ESPAÇO MEMÓRIA | Rota do Trabalho e da Indústria

Industrialização e associativismo

Antecedendo em poucos anos o aparecimento da indústria no concelho, o fenómeno do associativismo, a exemplo do que sucedia noutras localidades do país, tem as suas origens ligadas a um grupo de comerciantes e proprietários locais que, em 1848, resolve fundar a Sociedade Filarmónica Barreirense para recreação da elite burguesa. Contudo, será no decurso do processo de industrialização, gerador de dinâmicas sociais poderosas, que o associativismo se vai desenvolver enquanto fenómeno social de cariz popular afirmando-se, e criando raízes, na vida e na cultura local. 

No quadro das grandes transformações que, a partir de meados de Oitocentos vão caracterizar o Barreiro, ocorre em 1870 uma cisão interna nesta Sociedade Filarmónica. 
Esta divisão não corresponderá tanto a desavenças internas mas, antes, poderá significar um reflexo das alterações ao nível social, decorrentes da industrialização.
Em 1870 o Barreiro era já uma a vila operária, com uma população significativa de ferroviários e corticeiros. São provavelmente os reflexos das tensões sociais existentes, ou o emergir de uma consciência operária, que acabará por dar origem à divisão e à formação de duas novas associações, a Sociedade de Instrução e Recreio Barreirense «Os Penicheiros» e a Sociedade União Democrática Barreirense «Os Franceses». 

A elevada densidade de população operária oriunda de outras regiões e a necessidade de integração destes trabalhadores e suas famílias na vida local, deu corpo a um leque de associações mutualistas e de socorros, colectividades, cooperativas, sociedades recreativas, grupos desportivos, bandas filarmónicas, orquestras, grupos teatrais e outras, mais de carácter reivindicativo como as associações de classe e os sindicatos, que imprimiram à vida no Barreiro uma riqueza social e cultural ímpar.

Actualmente, além de os «Penicheiros» e «Franceses» existem ainda as associações centenárias SFAL - Sociedade Filarmónica Agrícola Lavradiense (1867), a Associação Humanitária dos Bombeiros Voluntários dos caminhos de Ferro do Sul e Sueste (1894), a SFUA - Sociedade Filarmónica União Agrícola 1º Dezembro (1898), o Futebol Clube Barreirense (1911) e as Cooperativas “Corticeiros” (1911) e Popular Barreirense (1913).

Numa vila industrial, como foi o Barreiro durante mais de um século, o movimento associativo popular teve um papel social insubstituível junto da população.
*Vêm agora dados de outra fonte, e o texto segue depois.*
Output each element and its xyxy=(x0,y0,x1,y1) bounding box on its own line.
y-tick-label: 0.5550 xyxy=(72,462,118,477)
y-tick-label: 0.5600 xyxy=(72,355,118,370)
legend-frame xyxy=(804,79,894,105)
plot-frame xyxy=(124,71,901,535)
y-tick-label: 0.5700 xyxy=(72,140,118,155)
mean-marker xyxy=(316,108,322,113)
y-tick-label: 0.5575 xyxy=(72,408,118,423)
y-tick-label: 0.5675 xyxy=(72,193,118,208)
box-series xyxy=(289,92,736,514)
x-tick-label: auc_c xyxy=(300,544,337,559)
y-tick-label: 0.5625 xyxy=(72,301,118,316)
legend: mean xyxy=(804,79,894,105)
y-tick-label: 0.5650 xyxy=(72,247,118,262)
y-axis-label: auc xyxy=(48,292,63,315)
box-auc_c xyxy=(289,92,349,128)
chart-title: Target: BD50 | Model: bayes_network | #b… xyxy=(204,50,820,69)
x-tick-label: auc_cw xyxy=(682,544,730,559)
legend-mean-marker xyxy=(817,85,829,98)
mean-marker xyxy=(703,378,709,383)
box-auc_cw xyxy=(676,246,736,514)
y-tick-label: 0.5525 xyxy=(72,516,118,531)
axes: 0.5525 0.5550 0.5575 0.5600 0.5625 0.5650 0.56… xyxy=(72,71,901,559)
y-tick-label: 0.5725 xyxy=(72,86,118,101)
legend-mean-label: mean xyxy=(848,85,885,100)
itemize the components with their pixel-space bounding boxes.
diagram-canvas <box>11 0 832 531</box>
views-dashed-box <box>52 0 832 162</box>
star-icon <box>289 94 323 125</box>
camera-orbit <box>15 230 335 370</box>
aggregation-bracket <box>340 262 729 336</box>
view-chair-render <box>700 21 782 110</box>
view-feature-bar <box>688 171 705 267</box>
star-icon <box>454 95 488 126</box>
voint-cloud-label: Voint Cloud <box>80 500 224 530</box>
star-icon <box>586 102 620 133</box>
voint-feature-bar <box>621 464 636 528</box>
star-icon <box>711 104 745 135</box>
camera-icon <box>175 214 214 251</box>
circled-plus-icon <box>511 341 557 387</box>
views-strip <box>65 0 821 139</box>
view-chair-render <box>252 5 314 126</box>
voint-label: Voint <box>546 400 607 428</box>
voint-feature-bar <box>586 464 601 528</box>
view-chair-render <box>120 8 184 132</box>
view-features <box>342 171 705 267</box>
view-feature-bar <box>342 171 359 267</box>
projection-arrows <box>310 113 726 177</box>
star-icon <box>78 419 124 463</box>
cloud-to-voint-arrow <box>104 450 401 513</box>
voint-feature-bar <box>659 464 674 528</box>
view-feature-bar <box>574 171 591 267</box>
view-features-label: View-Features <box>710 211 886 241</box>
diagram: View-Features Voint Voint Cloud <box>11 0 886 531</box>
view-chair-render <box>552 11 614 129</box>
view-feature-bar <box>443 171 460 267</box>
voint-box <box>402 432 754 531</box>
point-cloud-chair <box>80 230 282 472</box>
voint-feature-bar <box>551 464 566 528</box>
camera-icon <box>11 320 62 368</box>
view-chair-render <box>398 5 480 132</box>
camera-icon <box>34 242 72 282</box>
Em especial, as numerosas bibliotecas associativas que se constituíram como importantes polos de dinamização social e cultural, ao nível da instrução dos seus associados, ensinando-os a ler e a escrever, ministrando cursos de matemática, desenho industrial, história, línguas estrangeiras e literatura, entre outras. 

Espaços de intensa sociabilidade e convívio, as colectividades promoviam com regularidade os famosos “Bailes da Pinha”, as “Soirèes” e “Matinés Dançantes” e sessões de cinema. Acolhiam grupos de teatro, bandas filarmónicas, orquestras de jazz e os mais variados grupos musicais, proporcionando gratos momentos de recreio e lazer aos seus associados. 

O movimento associativo no Barreiro deu ainda expressão a manifestações de resistência social e política, desenvolvendo actividades de oposição à ditadura e despertando consciências para a falta de liberdade em que o país vivia mergulhado, especialmente na década de 60 após o eclodir da Guerra Colonial. 

Para a história do movimento associativo no Barreiro, ficam as actuações de Zeca Afonso no Ginásio do Luso, a 11 de Novembro de 1967, em que a assistência em coro entoou a canção proibida “Os Vampiros” o que culminou com a prisão pela PIDE/DGS de vários membros da Direcção do Cine Clube do Barreiro, ou ainda a atuação memorável de Carlos Paredes na Sala dos Corticeiros, em 1969, na campanha da Oposição Democrática para as eleições à Assembleia Nacional.

O movimento associativo popular beneficiou extraordinariamente com a liberdade de associação, conquistada com a Revolução de 25 de Abril de 1974, existindo actualmente mais de duas centenas de associações de variados tipos. 

Projetando uma imagem dinâmica e positiva do concelho, as colectividades foram verdadeiras dinamizadoras da vida social no Barreiro e são depositárias de um património intangível, constituído por muitas vontades, horas e horas de dedicação e esforço voluntário, além de um significativo património edificado, constituído pelas suas sedes sociais. 

Enraizado e bem vivo na cultura local, o Movimento Associativo Popular é merecedor da dimensão social que hoje se lhe conhece.